Padahal ukuran pemerintah yang sehat itu gampang sekali. Bukan seberapa sering aparat pamer kekuatan, bukan seberapa tebal kawat berduri di depan kantor, bukan seberapa sering pasal “kebencian” dan “hoaks” dinyanyikan.
Pertanyaannya cuma: rakyat merasa lebih aman atau lebih takut? Lebih dipermudah atau lebih dipersulit? Lebih dilindungi atau lebih diawasi?
Kalau jawabannya: rakyat makin takut, makin ribet, makin diawasi, maka mungkin yang sedang kita lihat bukan negara, tapi sekumpulan benteng yang salah arah.
Karena itu PR kita sederhana tapi susah: membalik lagi arah benteng.
Kalau kita sungguh percaya bahwa republik ini milik rakyat, maka yang harus paling dijaga adalah hidup rakyat. Yang harus pertama dibentengi adalah kerja rakyat. Yang paling dilindungi adalah martabat rakyat. Sisanya fasilitas pejabat, gengsi jabatan, kenyamanan kekuasaan—itu nomer sekian.

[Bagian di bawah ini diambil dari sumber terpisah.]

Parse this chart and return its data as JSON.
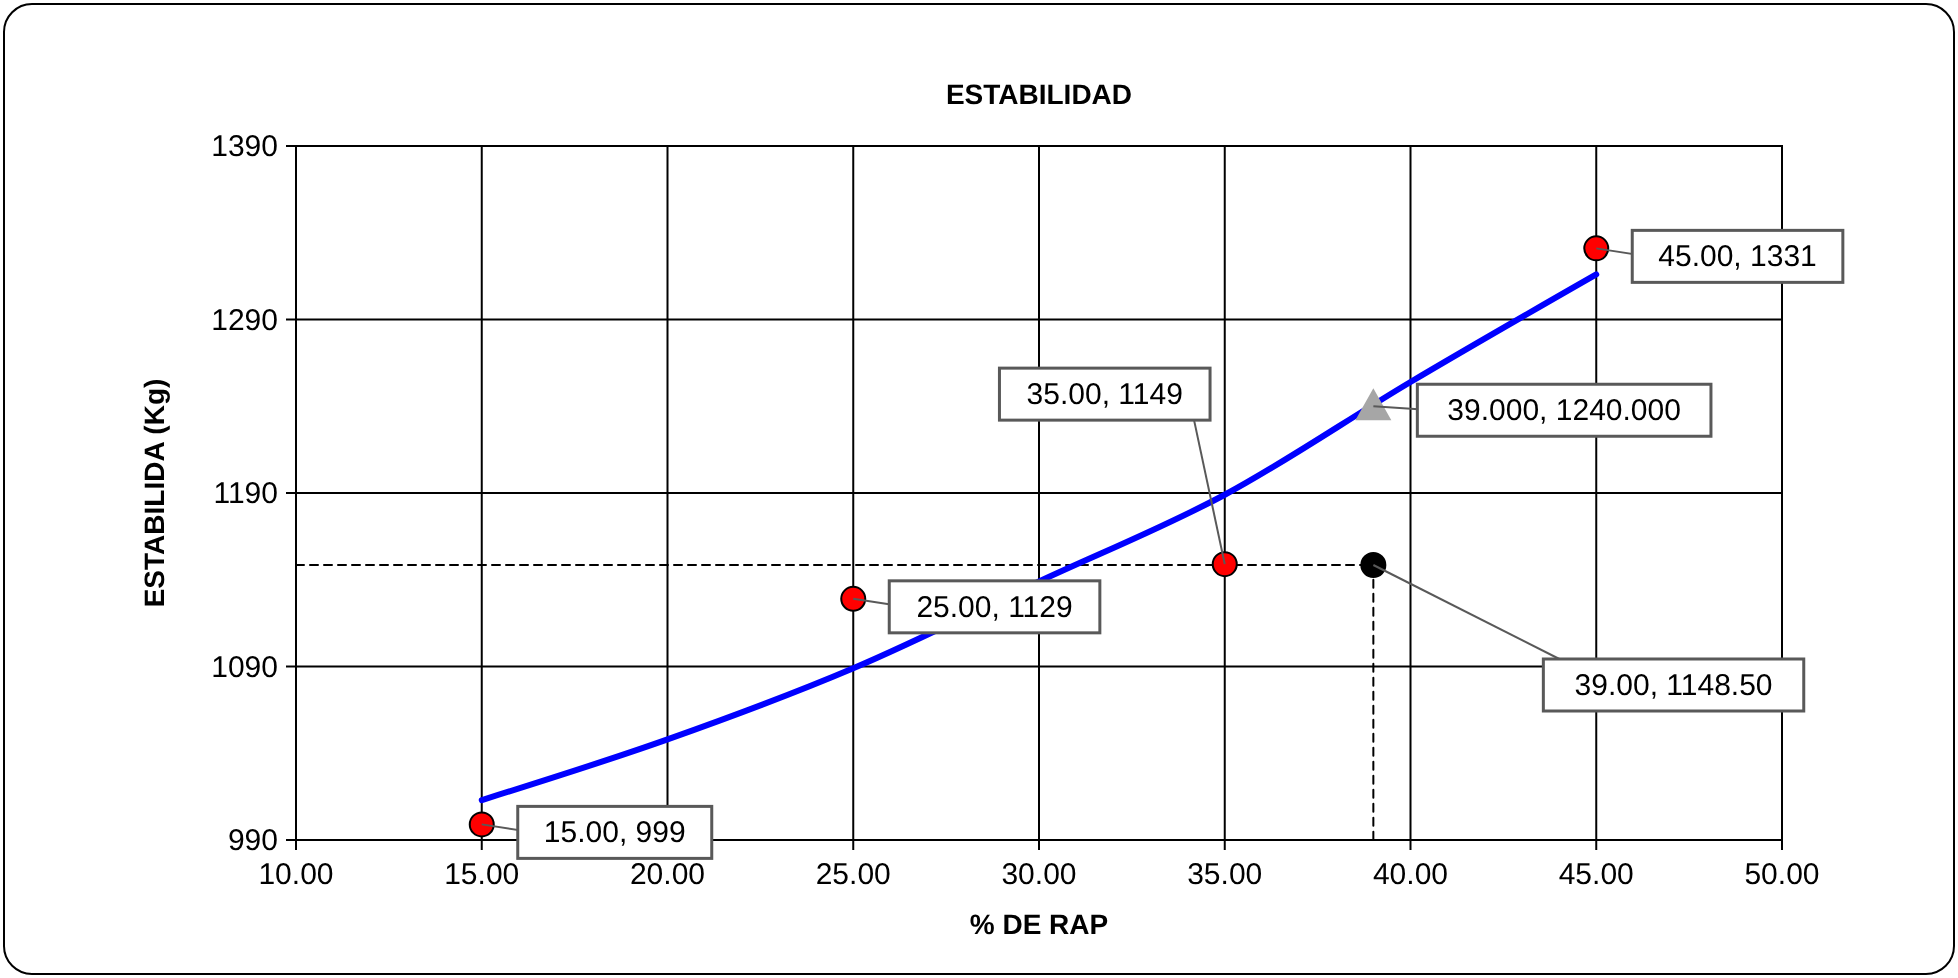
{
  "chart_data": {
    "type": "scatter",
    "title": "ESTABILIDAD",
    "xlabel": "% DE RAP",
    "ylabel": "ESTABILIDA (Kg)",
    "xlim": [
      10,
      50
    ],
    "xticks": [
      {
        "value": 10,
        "label": "10.00"
      },
      {
        "value": 15,
        "label": "15.00"
      },
      {
        "value": 20,
        "label": "20.00"
      },
      {
        "value": 25,
        "label": "25.00"
      },
      {
        "value": 30,
        "label": "30.00"
      },
      {
        "value": 35,
        "label": "35.00"
      },
      {
        "value": 40,
        "label": "40.00"
      },
      {
        "value": 45,
        "label": "45.00"
      },
      {
        "value": 50,
        "label": "50.00"
      }
    ],
    "ylim": [
      990,
      1390
    ],
    "yticks": [
      990,
      1090,
      1190,
      1290,
      1390
    ],
    "grid": true,
    "series": [
      {
        "type": "line",
        "color": "#000000",
        "line_style": "dashed",
        "marker": "none",
        "x": [
          10,
          39,
          39
        ],
        "values": [
          1148.5,
          1148.5,
          990
        ]
      },
      {
        "type": "line",
        "color": "#0000ff",
        "marker": "none",
        "line_style": "solid",
        "x": [
          15,
          20,
          25,
          30,
          35,
          40,
          45
        ],
        "values": [
          1013,
          1048,
          1089,
          1139,
          1189,
          1254,
          1316
        ]
      },
      {
        "color": "#ff0000",
        "marker": "circle",
        "x": [
          15,
          25,
          35,
          45
        ],
        "values": [
          999,
          1129,
          1149,
          1331
        ],
        "value_labels": [
          "15.00, 999",
          "25.00, 1129",
          "35.00, 1149",
          "45.00, 1331"
        ]
      },
      {
        "color": "#a6a6a6",
        "marker": "triangle",
        "x": [
          39
        ],
        "values": [
          1240
        ],
        "value_labels": [
          "39.000, 1240.000"
        ]
      },
      {
        "color": "#000000",
        "marker": "circle",
        "x": [
          39
        ],
        "values": [
          1148.5
        ],
        "value_labels": [
          "39.00, 1148.50"
        ]
      }
    ]
  }
}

Persis seperti pesan Cak Nun: fokus pemerintah seharusnya bukan “rakyat ancaman”, tapi “siapa yang mengancam rakyat”.
Pengangguran mengancam rakyat.
Harga mahal mengancam rakyat.
Korupsi, kebijakan ngawur, dan aparat yang brutal itu semua mengancam rakyat.
Begitu pemerintah lebih takut pada rakyat daripada pada ketidakadilan, kita tahu ada yang terbalik. Benteng yang semestinya jadi pelindung berubah jadi tembok batin yang memisahkan penguasa dari yang menguasakan.
Dan saat pemerintah mulai sibuk melindungi diri dari rakyat yang menggajinya, satu hal jadi jelas: bukan rakyat yang berbahaya, melainkan kekuasaan yang lupa diri.